I went back and checked LinkedIn for some of my old HS people, and it's interesting how different that patterns are. The children of doctors are doctors or lawyers. Some of the really motivated children of first-generation immigrants ended up equally successful though. Both groups tended to go to private institutions though.
I wonder if the difference is how risk is evaluated. Middle classes see hard sciences and engineering as reliable, accessible, career paths that minimize risks of joblessness and allow them to leverage existing connections by staying in state while studying (since most working and middle class folks have a family support structure local to the area, also in-state discount) without burdening their family more by picking a field where paid internships are rare.
Meanwhile, richer folks are not worried about needing to work while studying, and they don't need to stay in any one place, especially if the careers of their parents gives them connections to in-demand places for jobs and study (or maybe money just makes connections unnecesary).
At the end of the day I think very few people want to actually "pay" the price that a more equal society would entail, but are very happy to have others bear the burdens of "paying" for a redistribution of "opportunity".
These two items are huge economic burdens, even for those in the top %20. But radically reducing their cost would also do wonders for improving economic opportunities.
Raising a privileged family takes just one generation to sacrifice.
As numerous financial books will testify, if you are frugal (no matter the income) and invest wisely, it is possible to accumulate some measure of fortune.

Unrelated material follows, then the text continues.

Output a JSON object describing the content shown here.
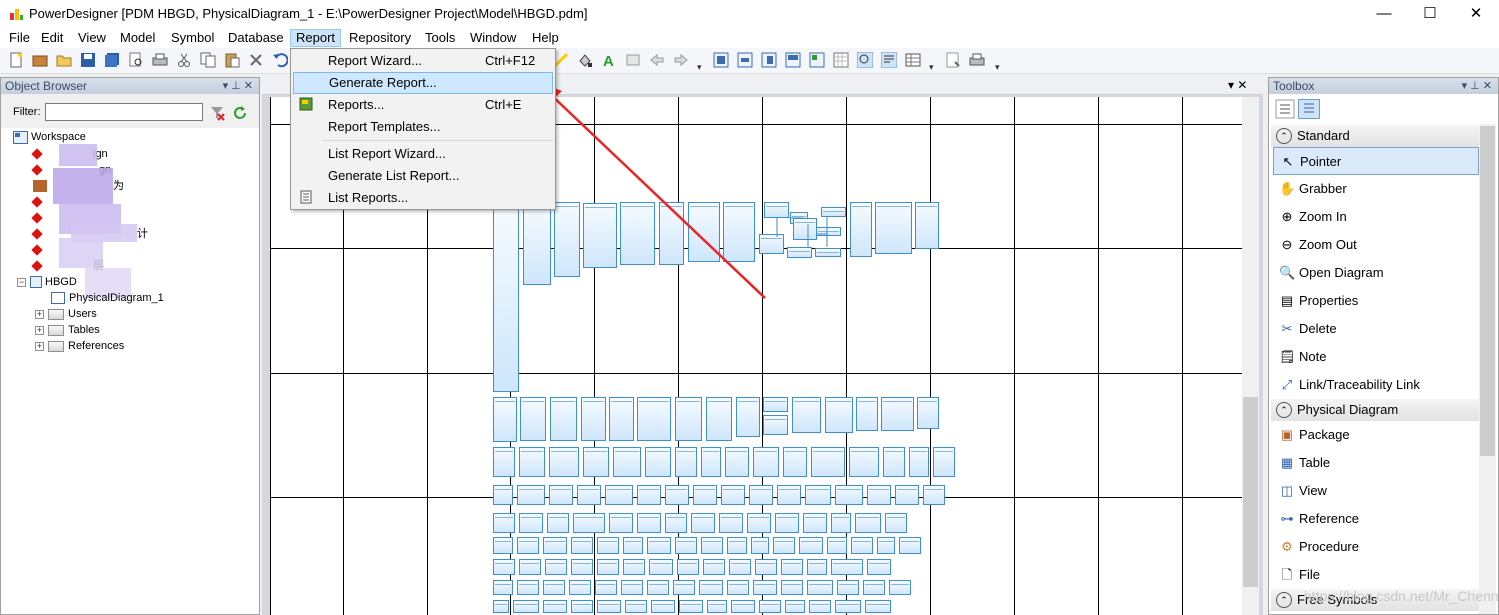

If you teach your children to do the same (as they grow up in a frugal household), they will become the next tier of the pyramid.
I really, truly believe this. I was raised in a large family and inherited nothing of worth. I'm not done working yet, but I'm encouraged by the way things are progressing and have hopes all of my kids will go to college and emerge without a mountain of debt.
In America, the dream can be obtained. It will take time, though.